A transitional justice framework likewise supports a criminal investigation of Trump not only for the events of January 6 but also for other election-related offenses, including state and federal election tampering charges arising from his efforts to threaten Georgia Secretary of State to “find” the necessary votes. It supports internal investigations by all agencies responsible for protecting the Capitol to determine whether their employees directly or indirectly supported the attacks, and, if so, to immediately remove them. It supports other available means, including potentially legislation enacted under section 3 of the Fourteenth Amendment, to disqualify individuals who incited or participated in the insurrection, and thus violated their oath to support the Constitution, from holding office. (Notably, this amendment was enacted in the most significant transitional justice period in U.S. history--the aftermath of the Civil War). And it supports a 9/11-style bipartisan commission to investigate not only what went wrong on January 6 from a security perspective, but also the degree to which public officials allowed it to happen, whether because they misunderstood, ignored, or sympathized with the threat posed by right-wing extremists. 

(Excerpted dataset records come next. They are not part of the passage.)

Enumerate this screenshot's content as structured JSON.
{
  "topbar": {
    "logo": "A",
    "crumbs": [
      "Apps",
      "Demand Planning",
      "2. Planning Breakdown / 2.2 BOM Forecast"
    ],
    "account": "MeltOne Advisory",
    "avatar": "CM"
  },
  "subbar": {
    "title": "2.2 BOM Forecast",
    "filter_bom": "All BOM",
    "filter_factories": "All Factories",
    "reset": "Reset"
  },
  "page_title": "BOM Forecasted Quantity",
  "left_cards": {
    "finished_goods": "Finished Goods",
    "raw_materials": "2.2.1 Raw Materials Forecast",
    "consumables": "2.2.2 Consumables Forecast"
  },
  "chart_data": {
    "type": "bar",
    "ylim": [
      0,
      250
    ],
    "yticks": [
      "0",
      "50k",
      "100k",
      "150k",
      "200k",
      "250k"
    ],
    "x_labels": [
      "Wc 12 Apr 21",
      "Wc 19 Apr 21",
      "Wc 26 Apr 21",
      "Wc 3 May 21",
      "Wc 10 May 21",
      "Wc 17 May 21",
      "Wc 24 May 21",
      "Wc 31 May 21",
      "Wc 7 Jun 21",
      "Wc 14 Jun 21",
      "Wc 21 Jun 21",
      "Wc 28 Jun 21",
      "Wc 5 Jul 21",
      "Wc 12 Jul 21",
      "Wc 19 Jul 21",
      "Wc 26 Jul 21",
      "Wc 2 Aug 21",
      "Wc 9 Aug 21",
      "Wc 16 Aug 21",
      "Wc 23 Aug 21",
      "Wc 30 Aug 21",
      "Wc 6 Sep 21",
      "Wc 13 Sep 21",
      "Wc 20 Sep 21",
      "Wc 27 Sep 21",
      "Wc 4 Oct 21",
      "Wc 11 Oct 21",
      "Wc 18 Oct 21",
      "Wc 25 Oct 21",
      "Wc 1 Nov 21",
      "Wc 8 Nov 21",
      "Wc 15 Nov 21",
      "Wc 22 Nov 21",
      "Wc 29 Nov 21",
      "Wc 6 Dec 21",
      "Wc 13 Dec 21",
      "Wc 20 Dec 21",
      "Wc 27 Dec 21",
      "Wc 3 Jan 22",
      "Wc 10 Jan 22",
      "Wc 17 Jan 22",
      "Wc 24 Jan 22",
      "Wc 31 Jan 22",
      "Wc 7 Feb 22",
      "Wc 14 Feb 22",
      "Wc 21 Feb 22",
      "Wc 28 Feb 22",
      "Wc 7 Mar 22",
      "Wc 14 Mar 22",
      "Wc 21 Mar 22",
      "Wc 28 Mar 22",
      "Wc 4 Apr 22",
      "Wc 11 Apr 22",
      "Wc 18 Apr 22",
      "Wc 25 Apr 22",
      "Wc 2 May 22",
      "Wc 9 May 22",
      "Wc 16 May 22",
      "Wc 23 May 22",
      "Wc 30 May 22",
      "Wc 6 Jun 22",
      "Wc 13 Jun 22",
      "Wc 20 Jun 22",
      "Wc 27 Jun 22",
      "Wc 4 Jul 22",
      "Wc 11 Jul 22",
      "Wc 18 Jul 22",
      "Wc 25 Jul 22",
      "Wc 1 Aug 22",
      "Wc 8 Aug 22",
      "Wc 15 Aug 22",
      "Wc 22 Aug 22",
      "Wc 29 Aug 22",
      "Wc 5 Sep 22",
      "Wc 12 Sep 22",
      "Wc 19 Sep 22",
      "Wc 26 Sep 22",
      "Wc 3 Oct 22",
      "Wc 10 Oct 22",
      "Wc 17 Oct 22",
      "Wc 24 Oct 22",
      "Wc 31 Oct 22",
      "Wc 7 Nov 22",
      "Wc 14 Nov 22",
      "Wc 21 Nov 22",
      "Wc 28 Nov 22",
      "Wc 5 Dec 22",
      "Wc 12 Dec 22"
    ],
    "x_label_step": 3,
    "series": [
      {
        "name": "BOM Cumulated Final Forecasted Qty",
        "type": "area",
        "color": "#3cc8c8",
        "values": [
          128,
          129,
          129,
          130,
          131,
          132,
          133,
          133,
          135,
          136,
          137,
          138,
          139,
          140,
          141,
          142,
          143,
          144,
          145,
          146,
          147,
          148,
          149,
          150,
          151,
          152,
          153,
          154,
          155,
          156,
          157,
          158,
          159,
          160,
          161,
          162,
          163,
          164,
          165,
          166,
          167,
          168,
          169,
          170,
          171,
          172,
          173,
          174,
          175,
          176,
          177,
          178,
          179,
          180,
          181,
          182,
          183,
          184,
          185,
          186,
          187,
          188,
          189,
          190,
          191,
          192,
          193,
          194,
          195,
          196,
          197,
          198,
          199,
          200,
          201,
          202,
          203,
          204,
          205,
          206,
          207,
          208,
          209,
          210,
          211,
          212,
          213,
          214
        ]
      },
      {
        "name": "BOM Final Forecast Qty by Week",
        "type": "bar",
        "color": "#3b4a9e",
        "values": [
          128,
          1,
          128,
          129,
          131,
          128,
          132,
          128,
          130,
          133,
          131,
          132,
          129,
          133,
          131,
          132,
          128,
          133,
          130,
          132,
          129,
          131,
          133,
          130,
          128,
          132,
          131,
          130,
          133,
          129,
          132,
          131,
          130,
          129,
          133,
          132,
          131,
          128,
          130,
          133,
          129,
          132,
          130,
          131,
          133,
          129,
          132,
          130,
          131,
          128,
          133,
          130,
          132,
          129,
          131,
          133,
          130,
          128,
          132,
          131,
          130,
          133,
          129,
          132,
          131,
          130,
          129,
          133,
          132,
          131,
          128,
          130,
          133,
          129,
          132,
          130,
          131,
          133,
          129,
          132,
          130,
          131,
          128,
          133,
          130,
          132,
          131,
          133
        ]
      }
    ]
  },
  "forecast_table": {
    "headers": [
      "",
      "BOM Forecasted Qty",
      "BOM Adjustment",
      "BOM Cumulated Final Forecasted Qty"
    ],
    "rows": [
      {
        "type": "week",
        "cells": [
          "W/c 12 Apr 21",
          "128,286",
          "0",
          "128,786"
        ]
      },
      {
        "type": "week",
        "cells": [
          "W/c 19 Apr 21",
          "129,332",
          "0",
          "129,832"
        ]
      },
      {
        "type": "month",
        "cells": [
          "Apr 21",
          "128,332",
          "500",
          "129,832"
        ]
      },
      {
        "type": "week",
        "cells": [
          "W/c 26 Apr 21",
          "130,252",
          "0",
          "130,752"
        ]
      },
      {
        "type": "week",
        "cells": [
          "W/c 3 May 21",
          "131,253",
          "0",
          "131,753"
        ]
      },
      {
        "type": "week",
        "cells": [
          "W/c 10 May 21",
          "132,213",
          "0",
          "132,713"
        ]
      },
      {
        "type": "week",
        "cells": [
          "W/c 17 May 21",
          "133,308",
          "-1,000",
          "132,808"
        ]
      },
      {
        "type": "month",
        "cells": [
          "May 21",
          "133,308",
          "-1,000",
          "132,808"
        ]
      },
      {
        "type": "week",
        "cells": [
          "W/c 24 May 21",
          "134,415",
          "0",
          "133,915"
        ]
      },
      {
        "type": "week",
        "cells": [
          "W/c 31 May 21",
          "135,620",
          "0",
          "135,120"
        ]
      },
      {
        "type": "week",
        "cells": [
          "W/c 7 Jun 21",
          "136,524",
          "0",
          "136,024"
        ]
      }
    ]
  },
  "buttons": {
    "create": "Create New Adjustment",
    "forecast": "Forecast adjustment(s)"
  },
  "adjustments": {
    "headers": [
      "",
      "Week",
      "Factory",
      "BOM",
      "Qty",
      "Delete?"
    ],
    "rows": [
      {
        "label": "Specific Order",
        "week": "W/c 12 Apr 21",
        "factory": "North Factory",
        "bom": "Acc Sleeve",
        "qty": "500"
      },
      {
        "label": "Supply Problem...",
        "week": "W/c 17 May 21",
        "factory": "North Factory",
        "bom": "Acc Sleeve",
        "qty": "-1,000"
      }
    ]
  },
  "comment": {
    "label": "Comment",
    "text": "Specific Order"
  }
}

The events of January 6 have punctured any remaining notions of American exceptionalism—the idea that America is somehow unique and that democracy in America is somehow impermeable. American exceptionalism, however, has always been more myth than reality. Numerous data points even in recent U.S. history, from the country’s denial of civil and political rights to black Americans to its embrace of torture after 9/11, undermine any notion of America as that shining city on a hill. But even so, an armed insurrection by American citizens on the Capitol to thwart a peaceful transition of power—which the President and numerous lawmakers encouraged and then failed to condemn—puts the country at a new and perilous crossroads. America is not so exceptional that it cannot benefit from the framework of transitional justice, like so many other nations, in responding to the challenge.